Grunts
I'd say the first step would be to pick a "common" monster around the CR level of the players that will encapsulate the majority of encounters in the dungeon. These are typically the "grunt" encounters of a dungeon, they exist to make the cool encounters that you plan more awesome by comparison.
The most important thing when planning grunt encounters is to introduce some kind of battlefield hazard or something that would inhibit the PCs and prevent them from breezing through an encounter, such as a narrow walkway they have to cross to get to the grunts, the tunnel the PCs are walking into ends in a huge pit where the grunts are waiting at the top of the pit, firing down on them. Etc.
Make your grunt encounters as interesting as you can despite being grunt encounters. Give the players a puzzle to solve while they're trying to fight them and the battle will seem more like a battle and less like a slaughter.
Can't spell slaughter without laughter
You're going to hit a time during a dungeon when you're doing things that aren't really major exciting and things are starting to get a little monotonous. This is where this part of the dungeon building comes into play.
Essentially the concept is this:
Take a group of enemies that would normally be a decent challenge for a group of your Player characters at their level and put the enemies in a position that is funny and build the encounter around this. A good example of this would be enemies inside of a room with a ceiling that is consistently raising and lowering every other round. In order to fight effectively the creatures have to squat in rhythm with the ceiling of the room in order to fight the PCs.
Of course the Enemies would know about the room enough to attempt to plan around it, but you could just as easily fill the hallway on the other side of the room with enemies and have them see the PCs and bust into the room, stepping onto the pressure plate whose presence they were unaware of.
Make a Big bad
Everyone knows what a big bad is. He's the champion. The hero. The guy who exists to make your PCs lives a living hell and he's got a head full of empty and an axe full of angry. He's got more HP than you can shake 1d100 quarterstaves at and enough Damage resistance to make the sharpest weapons cause nicks and cuts. Counterbalance the DR with low armor class and you've got yourself a boss.
This is the one aspect of the dungeon you don't wanna skimp on. Make a cool boss for the PCs to fight. Make a Minotaur dual wielding bright pink battle axes wearing a silly red bandana who does ridiculous kung fu poses between rounds for no apparent reason. ( Until you get him to less than half health and he goes into berserker rage )
Make the pink battle axes really powerful for the PCs level, but only if you soak them pink paint once a day. Make the PCs spend time each day dipping the axes in paint, and scraping off the paint for the prior day. Give the axes fanciful names and give them an ego to make the PCs do silly things in between rounds to retain their full enchantment bonus. ( A +5 battleaxe where you must dip it in paint daily and do a silly pose every other round to maintain its magical edge. Whimsyaxes. )
Humor
Come up with concepts and encounters that make your game interesting, funny, or compelling on multiple standpoints.
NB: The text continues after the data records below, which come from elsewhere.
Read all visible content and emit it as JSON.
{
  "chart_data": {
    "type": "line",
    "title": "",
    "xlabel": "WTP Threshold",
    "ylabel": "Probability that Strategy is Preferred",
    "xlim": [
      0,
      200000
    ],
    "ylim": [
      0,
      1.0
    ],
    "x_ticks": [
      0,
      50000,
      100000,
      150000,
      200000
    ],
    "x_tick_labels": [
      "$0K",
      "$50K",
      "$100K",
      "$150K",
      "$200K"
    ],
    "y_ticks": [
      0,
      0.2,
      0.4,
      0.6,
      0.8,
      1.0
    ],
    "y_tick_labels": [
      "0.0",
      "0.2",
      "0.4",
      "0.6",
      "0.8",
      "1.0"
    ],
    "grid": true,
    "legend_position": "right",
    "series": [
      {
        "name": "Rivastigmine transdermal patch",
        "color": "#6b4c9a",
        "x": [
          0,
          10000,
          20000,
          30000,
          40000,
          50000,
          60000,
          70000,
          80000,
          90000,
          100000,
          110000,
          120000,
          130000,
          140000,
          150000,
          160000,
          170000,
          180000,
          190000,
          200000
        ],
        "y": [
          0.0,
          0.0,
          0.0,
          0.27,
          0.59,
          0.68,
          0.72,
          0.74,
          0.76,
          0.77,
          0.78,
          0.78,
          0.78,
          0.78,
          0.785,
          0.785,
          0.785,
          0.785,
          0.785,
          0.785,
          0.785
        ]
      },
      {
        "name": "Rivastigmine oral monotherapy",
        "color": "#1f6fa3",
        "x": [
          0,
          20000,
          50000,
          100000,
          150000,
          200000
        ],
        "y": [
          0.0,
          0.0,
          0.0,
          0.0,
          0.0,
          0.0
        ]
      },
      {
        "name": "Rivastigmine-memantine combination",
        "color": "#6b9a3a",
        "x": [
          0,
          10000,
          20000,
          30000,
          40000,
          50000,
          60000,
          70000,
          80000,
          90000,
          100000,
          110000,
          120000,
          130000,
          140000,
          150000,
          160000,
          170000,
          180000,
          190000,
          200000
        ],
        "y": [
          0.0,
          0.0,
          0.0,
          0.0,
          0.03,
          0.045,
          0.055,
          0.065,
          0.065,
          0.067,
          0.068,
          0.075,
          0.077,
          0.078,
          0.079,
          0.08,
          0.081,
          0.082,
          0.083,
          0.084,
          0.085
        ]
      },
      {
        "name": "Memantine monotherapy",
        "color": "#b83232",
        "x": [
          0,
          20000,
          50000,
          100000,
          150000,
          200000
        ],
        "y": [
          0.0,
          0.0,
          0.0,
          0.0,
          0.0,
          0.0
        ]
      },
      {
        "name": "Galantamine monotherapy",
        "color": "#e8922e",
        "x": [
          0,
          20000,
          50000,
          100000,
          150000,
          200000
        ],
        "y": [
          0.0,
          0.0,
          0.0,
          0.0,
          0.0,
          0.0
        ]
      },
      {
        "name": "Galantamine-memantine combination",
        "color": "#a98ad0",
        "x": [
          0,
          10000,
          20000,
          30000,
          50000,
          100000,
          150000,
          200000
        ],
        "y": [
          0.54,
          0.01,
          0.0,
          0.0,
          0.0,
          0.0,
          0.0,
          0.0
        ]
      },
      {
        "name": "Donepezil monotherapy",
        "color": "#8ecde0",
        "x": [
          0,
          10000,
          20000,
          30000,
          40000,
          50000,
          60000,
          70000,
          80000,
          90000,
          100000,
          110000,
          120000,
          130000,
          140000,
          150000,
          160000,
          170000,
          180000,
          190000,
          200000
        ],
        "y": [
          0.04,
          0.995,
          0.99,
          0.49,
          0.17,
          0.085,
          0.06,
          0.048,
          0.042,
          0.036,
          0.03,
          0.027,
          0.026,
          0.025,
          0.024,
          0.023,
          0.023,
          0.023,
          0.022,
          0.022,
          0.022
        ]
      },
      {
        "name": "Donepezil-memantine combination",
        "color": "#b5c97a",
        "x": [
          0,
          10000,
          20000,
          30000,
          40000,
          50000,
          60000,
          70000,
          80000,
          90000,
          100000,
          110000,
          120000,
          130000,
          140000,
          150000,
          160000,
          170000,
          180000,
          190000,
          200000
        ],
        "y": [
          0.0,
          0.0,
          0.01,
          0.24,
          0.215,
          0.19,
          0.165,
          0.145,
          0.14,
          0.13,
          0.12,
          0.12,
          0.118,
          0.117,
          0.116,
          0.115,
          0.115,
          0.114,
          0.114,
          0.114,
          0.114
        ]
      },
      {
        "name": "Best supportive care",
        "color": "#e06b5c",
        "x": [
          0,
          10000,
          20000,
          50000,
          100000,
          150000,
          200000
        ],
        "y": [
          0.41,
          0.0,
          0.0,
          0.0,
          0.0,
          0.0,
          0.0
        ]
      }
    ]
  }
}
Create a trap with a ridiculously high disarm DC filled with "unknown" poison that spits out laughing gas and marbles if the rogue fails by more than 5 points. Animate the marbles to pool under the feet of the PCs if they don't fall in the first round.
Create an NPC pirate that has lost his peg-leg that has to be led through the dungeon to find the leg, and have him run from every encounter with one leg until you assist him in retrieving his leg, then have him come back near the end of the fight and state that its lucky the PC's have him around.
Fill a room with harmless jello and make the PCs make squicky noises whenever they have to move through the ooze, if they don't make the noises they suffer a 50% movement penalty.
You can make a game as interesting or as boring as you want based on HOW you build it, even if its filled with nothing but goblins. Want to give your worldview a huge turn upside down? Literally?
Take a dungeon generated on Donjon and use the map it generates as a SIDE-VIEW MAP. Suddenly the climb skill becomes valuable and each encounter has a degree of difficulty it didn't have before. Take your dungeon and ROLL WITH IT. Make it fun, make it exciting. Do things that will surprise the PCs.